4. Gross inequality is a virus resistant to disasters

We knew, of course, that extreme economic inequality is built into the current model of global capitalism. But the pandemic has underlined the extraordinary degree to which every crisis for humanity now just sucks money upwards. While governments have spent vast sums of public money shoring up economic life, a small corps of private individuals has been able to profit mightily.

At the start of the pandemic, billionaires collectively owned 2 per cent of household wealth worldwide. By the end of last year, they owned 3.5 per cent. In 2020, the billionaires were collectively worth $8 trillion (€7.09 trillion). In 2021, that rose to $13.1 trillion. The pandemic has been a $5 trillion bonanza for a tiny minority of humanity. Without radical action, the power of that minority over the rest of us will continue to increase.

5. Fake news is now as much a public health issue as sanitation or clean water

Figures released last week by the Centre for Disease Control in the US showed that unvaccinated people aged 65 and older are almost 50 times more likely to require hospitalisation with the virus than people the same age who are fully inoculated.

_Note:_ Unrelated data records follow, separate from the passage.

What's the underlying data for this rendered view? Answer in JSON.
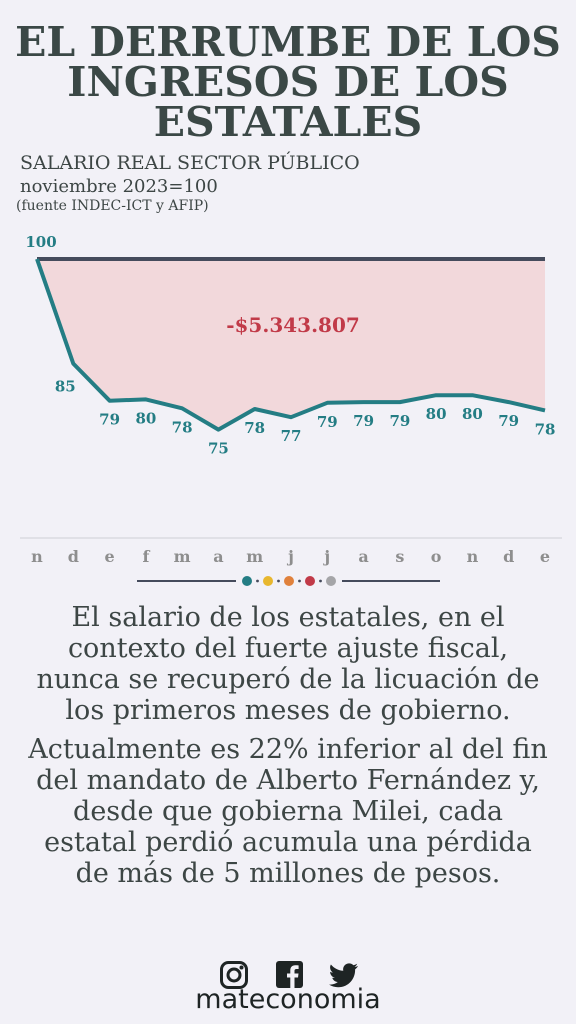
{
  "title_lines": [
    "EL DERRUMBE DE LOS",
    "INGRESOS DE LOS",
    "ESTATALES"
  ],
  "subtitle": "SALARIO REAL SECTOR PÚBLICO",
  "base_note": "noviembre 2023=100",
  "source": "(fuente INDEC-ICT y AFIP)",
  "chart_data": {
    "type": "line",
    "categories": [
      "n",
      "d",
      "e",
      "f",
      "m",
      "a",
      "m",
      "j",
      "j",
      "a",
      "s",
      "o",
      "n",
      "d",
      "e"
    ],
    "series": [
      {
        "values": [
          100,
          85,
          79,
          80,
          78,
          75,
          78,
          77,
          79,
          79,
          79,
          80,
          80,
          79,
          78
        ]
      }
    ],
    "data_labels": [
      "100",
      "85",
      "79",
      "80",
      "78",
      "75",
      "78",
      "77",
      "79",
      "79",
      "79",
      "80",
      "80",
      "79",
      "78"
    ],
    "raw_values": [
      100,
      84.8,
      79.4,
      79.6,
      78.3,
      75.2,
      78.2,
      77,
      79.1,
      79.2,
      79.2,
      80.2,
      80.2,
      79.2,
      78
    ],
    "baseline": 100,
    "annotation": "-$5.343.807",
    "ylim": [
      60,
      100
    ],
    "colors": {
      "line": "#247d84",
      "baseline": "#454b5c",
      "fill": "#f2d8db",
      "annotation": "#c13a48",
      "ticks": "#8e8e8e"
    }
  },
  "divider_dot_colors": [
    "#247d84",
    "#e8b72e",
    "#e0813c",
    "#c13a48",
    "#a5a5a8"
  ],
  "paragraph1": "El salario de los estatales, en el contexto del fuerte ajuste fiscal, nunca se recuperó de la licuación de los primeros meses de gobierno.",
  "paragraph2": "Actualmente es 22% inferior al del fin del mandato de Alberto Fernández y, desde que gobierna Milei, cada estatal perdió acumula una pérdida de más de 5 millones de pesos.",
  "social_icons": [
    "instagram-icon",
    "facebook-icon",
    "twitter-icon"
  ],
  "brand": "mateconomia"
}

In the richest country in the world, people are dying of ignorance. The biggest reason why people are not vaccinated is disinformation. Studies show that an astonishing 78 per cent of Americans have heard and believe at least one of eight different false “facts” about Covid-19, and that one in three either believe or are uncertain about at least four of these fables. A quarter of Americans believe that the vaccine contains a microchip that is implanted in the body and a fifth believe that getting a vaccine alters your DNA.

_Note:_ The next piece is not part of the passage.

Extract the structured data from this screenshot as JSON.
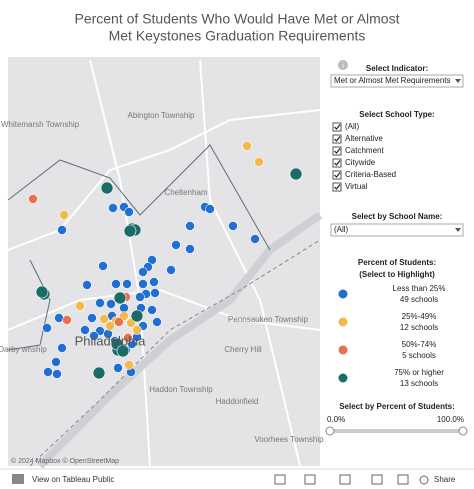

There is thus a direct link between the deadliness of the plague and the ability of people to absorb and act on accurate information. This virus of disinformation is not naturally occurring; it has been genetically engineered for political purposes and for profit.

It may be that the world just about gets away with tolerating such a high level of distortion in this pandemic. It has relied on pre-existing antibodies of inherited trust in science, in medical authorities and in some parts of the media. They have been strong for the bulk of our populations to grasp what’s good for them and get vaccinated.

But what about the next time? Disinformation is multiplying and there is no effective effort to make those who profit from it accountable.

What we’ve learned definitively is that fake news is a public health problem. A polluted information system is as likely as a polluted water supply to make people sick.

If you undermine public broadcasters, strip away legal obligations to ensure fairness and accuracy, and allow corporations like Facebook to make mega profits from the spread of disinformation, you are weakening the collective immune system that allows us to fight off pandemics. Any serious preparation for the next one has to start with that realisation.